Of course, over the winter the birds were silent. It felt as if someone had forgotten to switch on the volume in the treetops. Only rooks seemed to have the energy to go on quarrelling.
But today, for the first time since winter, we saw and heard larks again. The cornfield is still a greyish-brown stubble. But from among the rows of stubble, larks rose up, singing as they went. One of them’s in this photo, so high and distant that you can only see him by zooming in. Nevertheless the pale February sky with its wisps of cloud gives an impression of the morning.
It’s probably heretical to admit that I’ve never fallen in love with Vaughan Williams’ The Lark Ascending, regularly voted the nation’s favourite piece of classical music. It has a lovely atmosphere, but for me it’s rather self-indulgent, prioritising the composer’s emotions rather than evoking nature.

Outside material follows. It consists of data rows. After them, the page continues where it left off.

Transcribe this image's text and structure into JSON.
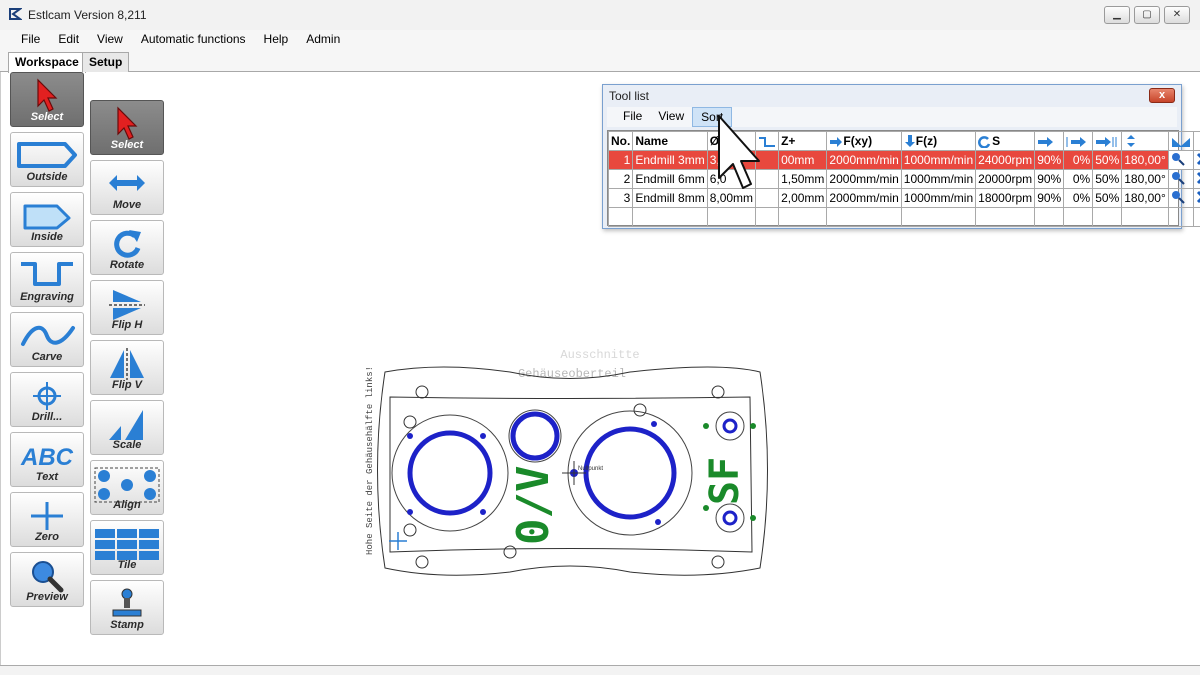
{
  "window": {
    "title": "Estlcam Version 8,211",
    "controls": [
      "minimize",
      "restore",
      "close"
    ]
  },
  "menu": [
    "File",
    "Edit",
    "View",
    "Automatic functions",
    "Help",
    "Admin"
  ],
  "tabs": [
    {
      "label": "Workspace",
      "active": true
    },
    {
      "label": "Setup",
      "active": false
    }
  ],
  "left_tools": [
    {
      "label": "Select",
      "icon": "arrow-pointer-icon",
      "selected": true
    },
    {
      "label": "Outside",
      "icon": "outside-contour-icon"
    },
    {
      "label": "Inside",
      "icon": "inside-contour-icon"
    },
    {
      "label": "Engraving",
      "icon": "engraving-icon"
    },
    {
      "label": "Carve",
      "icon": "carve-icon"
    },
    {
      "label": "Drill...",
      "icon": "drill-crosshair-icon"
    },
    {
      "label": "Text",
      "icon": "abc-text-icon"
    },
    {
      "label": "Zero",
      "icon": "zero-cross-icon"
    },
    {
      "label": "Preview",
      "icon": "magnifier-icon"
    }
  ],
  "right_tools": [
    {
      "label": "Select",
      "icon": "arrow-pointer-icon",
      "selected": true
    },
    {
      "label": "Move",
      "icon": "move-arrows-icon"
    },
    {
      "label": "Rotate",
      "icon": "rotate-icon"
    },
    {
      "label": "Flip H",
      "icon": "flip-horizontal-icon"
    },
    {
      "label": "Flip V",
      "icon": "flip-vertical-icon"
    },
    {
      "label": "Scale",
      "icon": "scale-icon"
    },
    {
      "label": "Align",
      "icon": "align-icon"
    },
    {
      "label": "Tile",
      "icon": "tile-icon"
    },
    {
      "label": "Stamp",
      "icon": "stamp-icon"
    }
  ],
  "tool_list": {
    "title": "Tool list",
    "close": "x",
    "menu": [
      "File",
      "View",
      "Sort"
    ],
    "hot_menu": "Sort",
    "headers": [
      "No.",
      "Name",
      "Ø",
      "",
      "Z+",
      "F(xy)",
      "F(z)",
      "S",
      "",
      "",
      "",
      "",
      "",
      ""
    ],
    "rows": [
      {
        "no": "1",
        "name": "Endmill 3mm",
        "dia": "3,0",
        "z": "00mm",
        "fxy": "2000mm/min",
        "fz": "1000mm/min",
        "s": "24000rpm",
        "p1": "90%",
        "p2": "0%",
        "p3": "50%",
        "angle": "180,00°",
        "selected": true
      },
      {
        "no": "2",
        "name": "Endmill 6mm",
        "dia": "6,0",
        "z": "1,50mm",
        "fxy": "2000mm/min",
        "fz": "1000mm/min",
        "s": "20000rpm",
        "p1": "90%",
        "p2": "0%",
        "p3": "50%",
        "angle": "180,00°",
        "selected": false
      },
      {
        "no": "3",
        "name": "Endmill 8mm",
        "dia": "8,00mm",
        "z": "2,00mm",
        "fxy": "2000mm/min",
        "fz": "1000mm/min",
        "s": "18000rpm",
        "p1": "90%",
        "p2": "0%",
        "p3": "50%",
        "angle": "180,00°",
        "selected": false
      }
    ]
  },
  "drawing": {
    "top_text_1": "Ausschnitte",
    "top_text_2": "Gehäuseoberteil",
    "side_text": "Hohe Seite der Gehäusehälfte links!",
    "center_label": "Nullpunkt",
    "engrave_1": "0/V",
    "engrave_2": "SF"
  },
  "colors": {
    "selected_row": "#e8483e",
    "cut_blue": "#1d22c8",
    "engrave_green": "#1a8a2a",
    "tool_blue": "#2a7fd4"
  }
}
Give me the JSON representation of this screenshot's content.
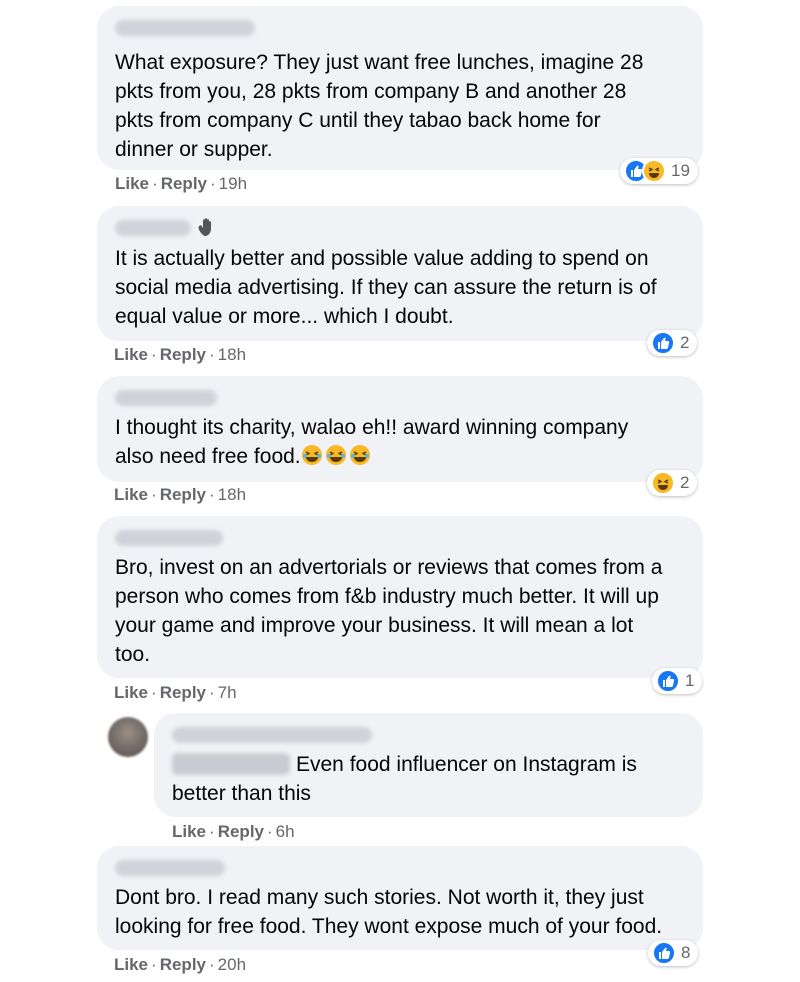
{
  "actions": {
    "like": "Like",
    "reply": "Reply",
    "sep": "·"
  },
  "colors": {
    "like_blue": "#1877f2",
    "haha_yellow": "#f7b928",
    "bubble": "#f0f2f5",
    "meta_gray": "#65676b"
  },
  "comments": [
    {
      "lines": [
        "What exposure? They just want free lunches, imagine 28",
        "pkts from you, 28 pkts from company B and another 28",
        "pkts from company C until they tabao back home for",
        "dinner or supper."
      ],
      "time": "19h",
      "reactions": [
        "like-icon",
        "haha-icon"
      ],
      "reaction_count": "19"
    },
    {
      "lines": [
        "It is actually better and possible value adding to spend on",
        "social media advertising. If they can assure the return is of",
        "equal value or more... which I doubt."
      ],
      "time": "18h",
      "reactions": [
        "like-icon"
      ],
      "reaction_count": "2"
    },
    {
      "lines": [
        "I thought its charity, walao eh!! award winning company",
        "also need free food."
      ],
      "time": "18h",
      "reactions": [
        "haha-icon"
      ],
      "reaction_count": "2"
    },
    {
      "lines": [
        "Bro, invest on an advertorials or reviews that comes from a",
        "person who comes from f&b industry much better. It will up",
        "your game and improve your business. It will mean a lot",
        "too."
      ],
      "time": "7h",
      "reactions": [
        "like-icon"
      ],
      "reaction_count": "1"
    },
    {
      "lines": [
        "Even food influencer on Instagram is",
        "better than this"
      ],
      "time": "6h",
      "reactions": [],
      "reaction_count": ""
    },
    {
      "lines": [
        "Dont bro. I read many such stories. Not worth it, they just",
        "looking for free food. They wont expose much of your food."
      ],
      "time": "20h",
      "reactions": [
        "like-icon"
      ],
      "reaction_count": "8"
    }
  ]
}
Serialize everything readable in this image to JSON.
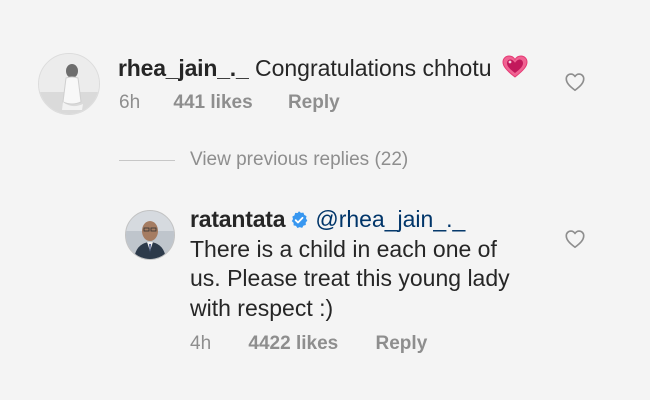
{
  "comment1": {
    "username": "rhea_jain_._",
    "text": "Congratulations chhotu",
    "emoji_icon": "sparkling-heart-icon",
    "time": "6h",
    "likes": "441 likes",
    "reply_label": "Reply"
  },
  "replies_toggle": {
    "label": "View previous replies (22)"
  },
  "comment2": {
    "username": "ratantata",
    "verified_icon": "verified-badge-icon",
    "mention": "@rhea_jain_._",
    "text_lines": [
      "There is a child in each one of",
      "us. Please treat this young lady",
      "with respect :)"
    ],
    "time": "4h",
    "likes": "4422 likes",
    "reply_label": "Reply"
  },
  "colors": {
    "background": "#f4f4f4",
    "text": "#262626",
    "meta": "#8e8e8e",
    "mention": "#003569",
    "verified": "#3897f0",
    "heart": "#d81b60"
  }
}
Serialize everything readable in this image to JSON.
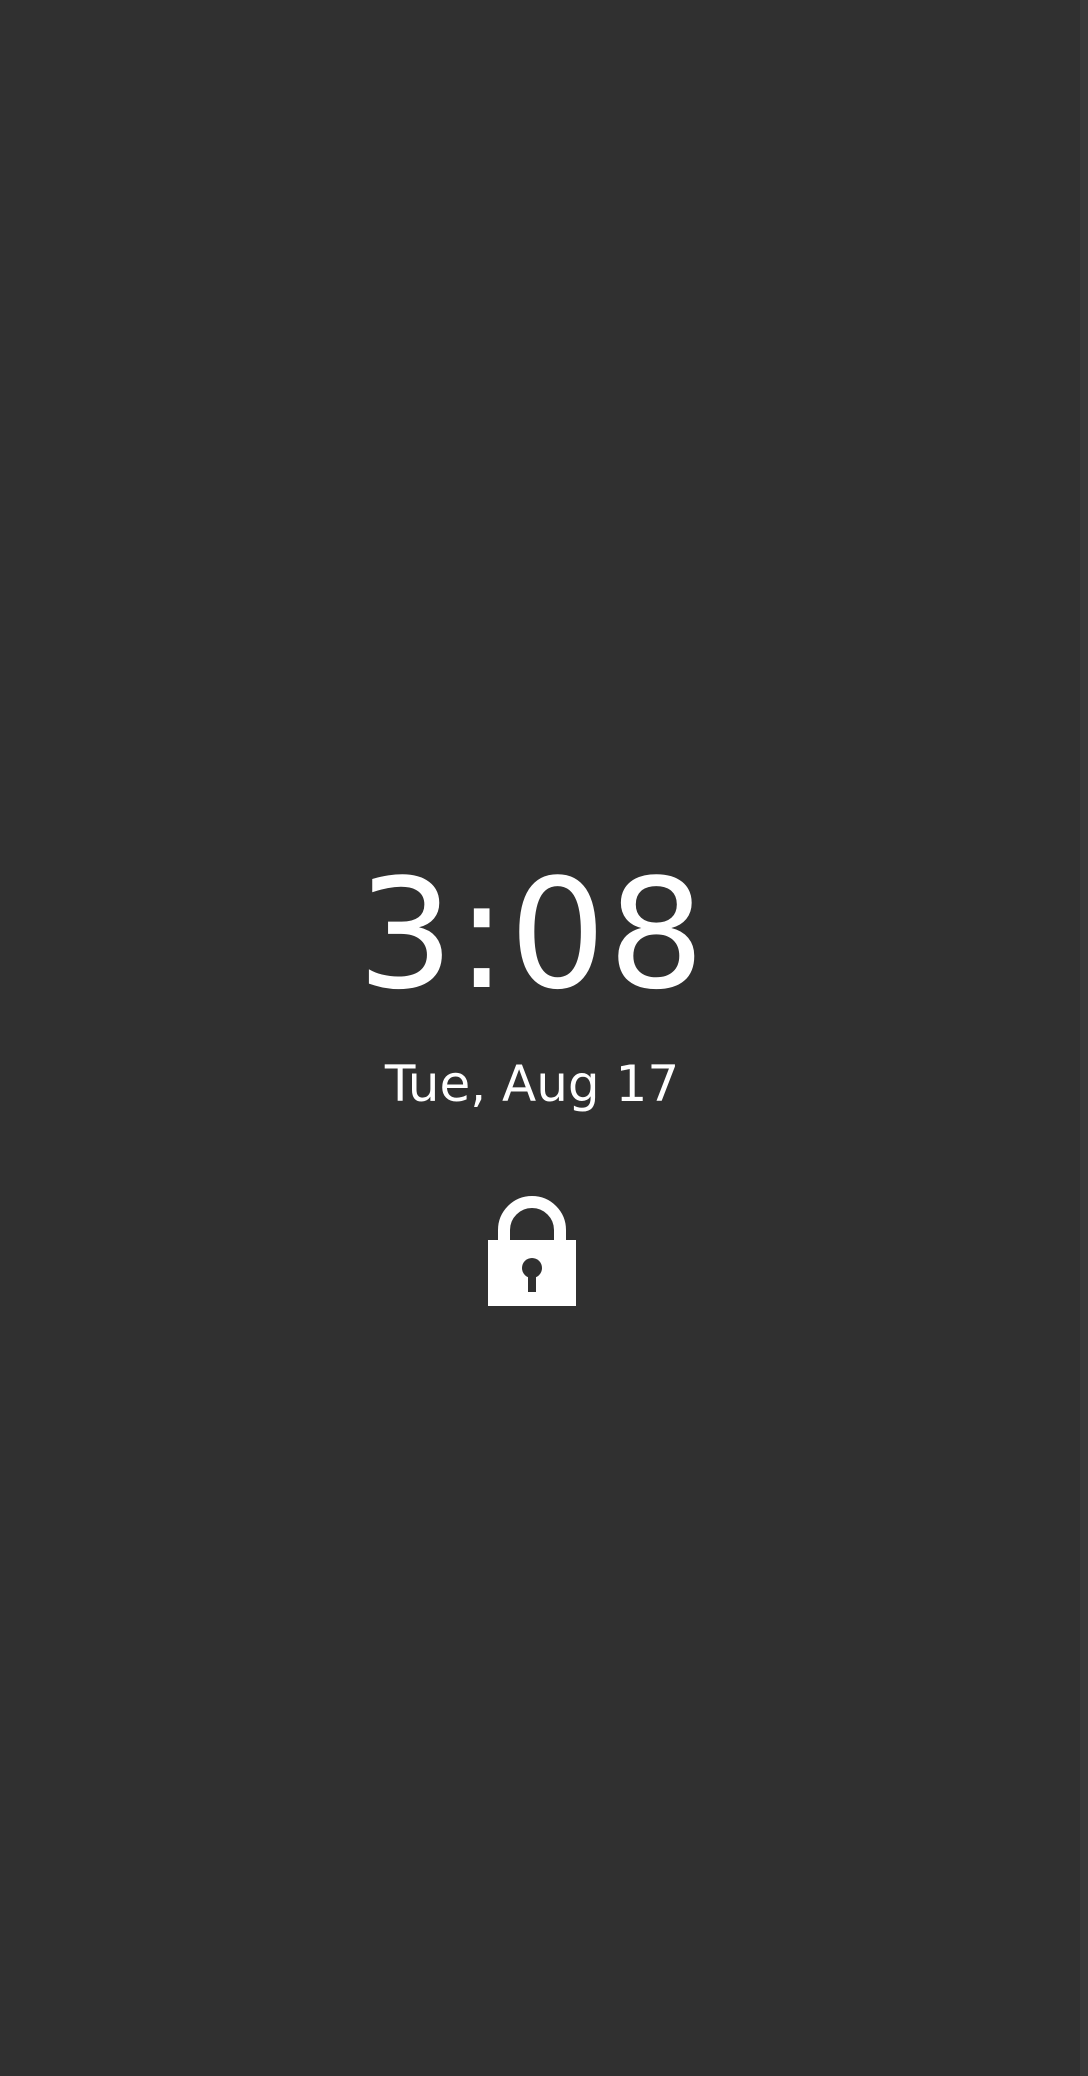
{
  "lockscreen": {
    "time": "3:08",
    "date": "Tue, Aug 17",
    "lock_icon": "lock-icon"
  },
  "colors": {
    "background": "#303030",
    "text": "#ffffff"
  }
}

When you hear a lark in the countryside, its song is fragile. The bird is often so high in the sky that you strain to hear it; what comes to your ears are delicate fragments blowing past on the wind.
In his setting of George Meredith’s poem, Vaughan Williams beautifully evokes the lines: ‘Our valley is the golden cup/And he the wine that overflows/To lift us with him as he goes’. But to my ear, the song of the lark is less luxuriant than overflowing wine – and perhaps more touching because of it.